A year prior to his diagnosis, Chandler began showing symptoms including nose bleeds, loss of balance, headaches, lack of appetite and a decline in energy. At first, his doctors saw no overarching illness, until one day, Chandler could not make even the smallest movements without intense pain. He had a fall a few weeks earlier and doctors thought there was a chance he was suffering from a severe concussion. Instead, a CT scan and MRI revealed the brain tumor.
This devastating diagnosis left Chandler’s parents confused, numb and full of questions. Why would this happen to our child? Is it our fault? Should we have demanded more testing earlier on? And most importantly, what do we do now?
Chandler went to Boston, where he had major brain surgery and spent a week in the ICU. The following months were spent with trips back and forth from Maine to Boston to receive proton radiation and intensive chemotherapy treatments.
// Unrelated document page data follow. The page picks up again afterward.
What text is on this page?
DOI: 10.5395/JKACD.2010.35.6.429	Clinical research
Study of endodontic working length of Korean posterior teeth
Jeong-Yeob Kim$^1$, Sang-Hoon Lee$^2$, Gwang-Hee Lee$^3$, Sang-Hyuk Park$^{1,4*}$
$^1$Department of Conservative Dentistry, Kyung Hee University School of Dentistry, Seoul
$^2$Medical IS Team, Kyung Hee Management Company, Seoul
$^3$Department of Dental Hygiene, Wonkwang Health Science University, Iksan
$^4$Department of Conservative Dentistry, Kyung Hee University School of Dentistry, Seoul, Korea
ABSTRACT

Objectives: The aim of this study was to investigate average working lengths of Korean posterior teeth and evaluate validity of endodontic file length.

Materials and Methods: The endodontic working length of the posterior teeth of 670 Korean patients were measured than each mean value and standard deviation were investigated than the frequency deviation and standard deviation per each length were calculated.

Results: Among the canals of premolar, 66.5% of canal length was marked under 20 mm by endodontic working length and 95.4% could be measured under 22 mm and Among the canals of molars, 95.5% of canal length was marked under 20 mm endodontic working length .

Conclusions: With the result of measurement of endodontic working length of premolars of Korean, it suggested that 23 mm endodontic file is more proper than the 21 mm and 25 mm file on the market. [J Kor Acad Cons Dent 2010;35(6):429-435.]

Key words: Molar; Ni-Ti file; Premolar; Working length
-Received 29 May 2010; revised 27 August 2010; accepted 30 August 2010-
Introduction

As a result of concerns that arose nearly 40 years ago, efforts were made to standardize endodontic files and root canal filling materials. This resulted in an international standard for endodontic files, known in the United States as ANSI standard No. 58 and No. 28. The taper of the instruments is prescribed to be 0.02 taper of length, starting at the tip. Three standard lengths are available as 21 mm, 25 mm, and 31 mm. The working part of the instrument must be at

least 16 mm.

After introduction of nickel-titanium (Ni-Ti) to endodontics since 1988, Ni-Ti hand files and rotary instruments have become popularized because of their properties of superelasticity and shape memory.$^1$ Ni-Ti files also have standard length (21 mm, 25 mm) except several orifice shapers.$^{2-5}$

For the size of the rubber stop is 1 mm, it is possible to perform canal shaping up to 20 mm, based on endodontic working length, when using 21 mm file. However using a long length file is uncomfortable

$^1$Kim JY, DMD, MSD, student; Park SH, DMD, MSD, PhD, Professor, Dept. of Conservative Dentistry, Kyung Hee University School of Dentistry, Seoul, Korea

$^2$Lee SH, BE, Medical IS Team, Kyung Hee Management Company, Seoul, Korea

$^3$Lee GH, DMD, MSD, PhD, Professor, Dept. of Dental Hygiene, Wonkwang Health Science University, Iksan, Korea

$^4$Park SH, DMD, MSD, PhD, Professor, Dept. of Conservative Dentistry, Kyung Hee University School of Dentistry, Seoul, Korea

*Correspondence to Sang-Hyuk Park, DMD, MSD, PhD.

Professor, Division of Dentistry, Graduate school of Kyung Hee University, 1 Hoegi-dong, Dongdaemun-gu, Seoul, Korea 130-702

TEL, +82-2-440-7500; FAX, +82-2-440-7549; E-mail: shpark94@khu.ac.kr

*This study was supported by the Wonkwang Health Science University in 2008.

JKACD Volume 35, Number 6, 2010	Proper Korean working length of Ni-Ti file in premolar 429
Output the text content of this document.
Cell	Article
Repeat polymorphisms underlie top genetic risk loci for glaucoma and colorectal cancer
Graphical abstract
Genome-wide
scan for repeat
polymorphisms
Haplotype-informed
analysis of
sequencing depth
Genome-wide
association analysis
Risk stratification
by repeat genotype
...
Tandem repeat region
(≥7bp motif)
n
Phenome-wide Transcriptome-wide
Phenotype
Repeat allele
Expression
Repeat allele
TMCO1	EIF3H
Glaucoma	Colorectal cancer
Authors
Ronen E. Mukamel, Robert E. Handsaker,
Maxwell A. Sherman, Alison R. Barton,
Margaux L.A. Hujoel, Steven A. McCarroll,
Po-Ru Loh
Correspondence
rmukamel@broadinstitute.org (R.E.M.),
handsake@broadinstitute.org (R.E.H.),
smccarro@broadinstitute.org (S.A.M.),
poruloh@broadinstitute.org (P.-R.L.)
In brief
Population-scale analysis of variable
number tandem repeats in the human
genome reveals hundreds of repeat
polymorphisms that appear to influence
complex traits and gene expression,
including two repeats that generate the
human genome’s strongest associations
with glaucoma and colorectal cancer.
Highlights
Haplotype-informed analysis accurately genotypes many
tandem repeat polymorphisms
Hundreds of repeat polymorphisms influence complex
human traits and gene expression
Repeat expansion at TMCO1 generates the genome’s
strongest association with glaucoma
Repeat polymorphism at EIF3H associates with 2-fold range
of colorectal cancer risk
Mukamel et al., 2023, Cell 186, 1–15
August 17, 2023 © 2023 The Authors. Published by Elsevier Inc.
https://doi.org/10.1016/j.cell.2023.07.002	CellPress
Adjusting to this rigorous schedule of treatment was difficult for the entire family. Chandler’s siblings had needs of their own and had trouble understanding the shift in attention. Chandler’s cancer diagnosis left the family feeling separated and isolated. Despite the confusion, hospital visits, hardships faced, and challenges, Chandler’s parents are determined to stay positive and never give up hope.
“My guy possesses more strength than anyone could ever imagine and backs it up with a positive attitude, a huge smile and a kind heart,” said Chandler’s mom, Kristin Grey. “He has an incredible love for life and everything good it has to offer. His determination to survive is endless.”
Now a year since his original diagnosis, Chandler continues fighting and is still in treatment. Kristin notes that her son is only the eighth person to be diagnosed with this form of cancer, making the treatment process relatively exploratory.
His family hopes for the continued support and research to find a cure for children’s cancer, and Kristin shares the following advice for other families: “Let others help. Allow yourself to cry. Always find a positive, and… don’t take tomorrow for granted.”